# Toilet flange not connected to floor



## joecaption (Nov 30, 2011)

What's under it? Slab floor?
See all those empty holes? That's where it was suppost to be screwed down.


----------



## gregzoll (Dec 25, 2006)

You need to raise it with an extension and also attach to the floor to keep it from moving and possibly breaking the DWV from the Closet Flange.

If you use a No Wax Ring, then you can get away with not having to use the extra ring on the flange. Without the flange attached to the floor, the toilet is always going to move, regardless of the screws holding it to the flange.


----------



## Chrisathome (Oct 11, 2015)

Personally I would set the toilet flange slots at the right location, make sure the drain is taped completely shut, than fill in the void underneath with a concrete slurry. Keep the toilet flange slots clear so you can still use the flange. once the concrete is at the the right level put in tapcons through the holes and let the concrete dry, it'll be completely solid. Just remember keep the concrete out of the drain and get the concrete out of the keyslot holes when finished.


----------



## rookie350z (Feb 4, 2016)

Yes, there is slab underneath. I just watched this video which might help in my case.


----------



## rookie350z (Feb 4, 2016)

It is all empty space. Think like a 6-7" inch hole covering almost the entire width of the metal flange say 6 inch deep with a drain in the center. Not sure why someone did it this way. It looks like a pipe inside a pipe as the sides of the bigger hole seem smooth if I look with a flash light.


----------



## oh'mike (Sep 18, 2009)

If pouring grout into the gap is not a good option---a flat steel repair flange might work.
They have tabs with holes that are wide enough to anchor into the tile beyond the gap.

I would try to pour a cement grout first---see post #4--chrisathome offered a good solution.


----------



## rookie350z (Feb 4, 2016)

Follow up, so I should put some sort cement slurry through the holes in the flange and put screws in there till everything is set? Wouldn't it be hard to remove it at later time? Any brand product that I should look ok? Sorry I am totally new to all this. Thanks in advance.
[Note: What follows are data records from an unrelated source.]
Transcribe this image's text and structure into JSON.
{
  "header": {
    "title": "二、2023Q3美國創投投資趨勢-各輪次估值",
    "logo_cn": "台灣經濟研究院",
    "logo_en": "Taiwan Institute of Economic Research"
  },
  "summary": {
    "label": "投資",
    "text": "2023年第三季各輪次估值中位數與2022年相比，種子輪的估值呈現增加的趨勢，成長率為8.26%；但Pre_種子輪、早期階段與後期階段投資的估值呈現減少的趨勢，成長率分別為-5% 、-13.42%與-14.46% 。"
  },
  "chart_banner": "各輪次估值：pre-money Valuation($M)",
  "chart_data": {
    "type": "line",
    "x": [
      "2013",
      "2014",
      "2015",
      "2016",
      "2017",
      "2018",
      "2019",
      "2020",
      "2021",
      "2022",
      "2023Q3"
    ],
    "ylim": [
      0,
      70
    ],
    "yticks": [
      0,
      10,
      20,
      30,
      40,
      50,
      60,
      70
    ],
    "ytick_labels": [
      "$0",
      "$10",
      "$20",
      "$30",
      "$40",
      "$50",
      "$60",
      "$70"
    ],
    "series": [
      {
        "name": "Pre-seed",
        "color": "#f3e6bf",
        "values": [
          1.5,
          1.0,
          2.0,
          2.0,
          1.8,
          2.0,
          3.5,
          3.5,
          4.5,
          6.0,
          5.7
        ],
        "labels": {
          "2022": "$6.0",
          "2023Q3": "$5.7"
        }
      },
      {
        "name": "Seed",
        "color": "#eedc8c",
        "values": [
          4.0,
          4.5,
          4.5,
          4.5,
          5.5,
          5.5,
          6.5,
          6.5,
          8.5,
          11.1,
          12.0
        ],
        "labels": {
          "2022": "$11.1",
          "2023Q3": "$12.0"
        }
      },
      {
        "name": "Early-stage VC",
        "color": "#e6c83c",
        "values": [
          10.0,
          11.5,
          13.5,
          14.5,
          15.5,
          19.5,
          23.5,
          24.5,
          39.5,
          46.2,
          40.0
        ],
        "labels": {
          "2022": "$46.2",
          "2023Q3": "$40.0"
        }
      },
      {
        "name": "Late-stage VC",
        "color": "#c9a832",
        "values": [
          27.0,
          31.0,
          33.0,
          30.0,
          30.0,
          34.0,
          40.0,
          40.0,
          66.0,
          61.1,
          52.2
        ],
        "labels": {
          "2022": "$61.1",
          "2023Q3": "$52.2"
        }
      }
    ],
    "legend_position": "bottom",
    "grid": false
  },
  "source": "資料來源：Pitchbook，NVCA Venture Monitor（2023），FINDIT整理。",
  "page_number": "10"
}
We are planning to change tiles in this bathroom and I was thinking I should take out the existing flange and see what is down there and then fill it. And then put new flange and drive in screws into newly filled concrete. Do I need to worry about new concrete around the drain or just dump making sure nothing goes into drain and make it all nice level.


----------



## oh'mike (Sep 18, 2009)

That flange is glued into an elbow--so removing it might mean breaking up the concrete in order to change the elbow---that is a lot of work that is not needed until you have exhausted all remedies---

look in the concrete section of your local store---you will find 'grout' which is a cement product without stones--you mix it to a pour-able consistency and work that into the gap---then clear out the slots and insert screws---


----------



## BayouRunner (Feb 5, 2016)

I've used hydraulic cement before and it worked good. It dries very fast as well. And it can be poured


----------



## rookie350z (Feb 4, 2016)

Thanks guys. Much appreciated.


----------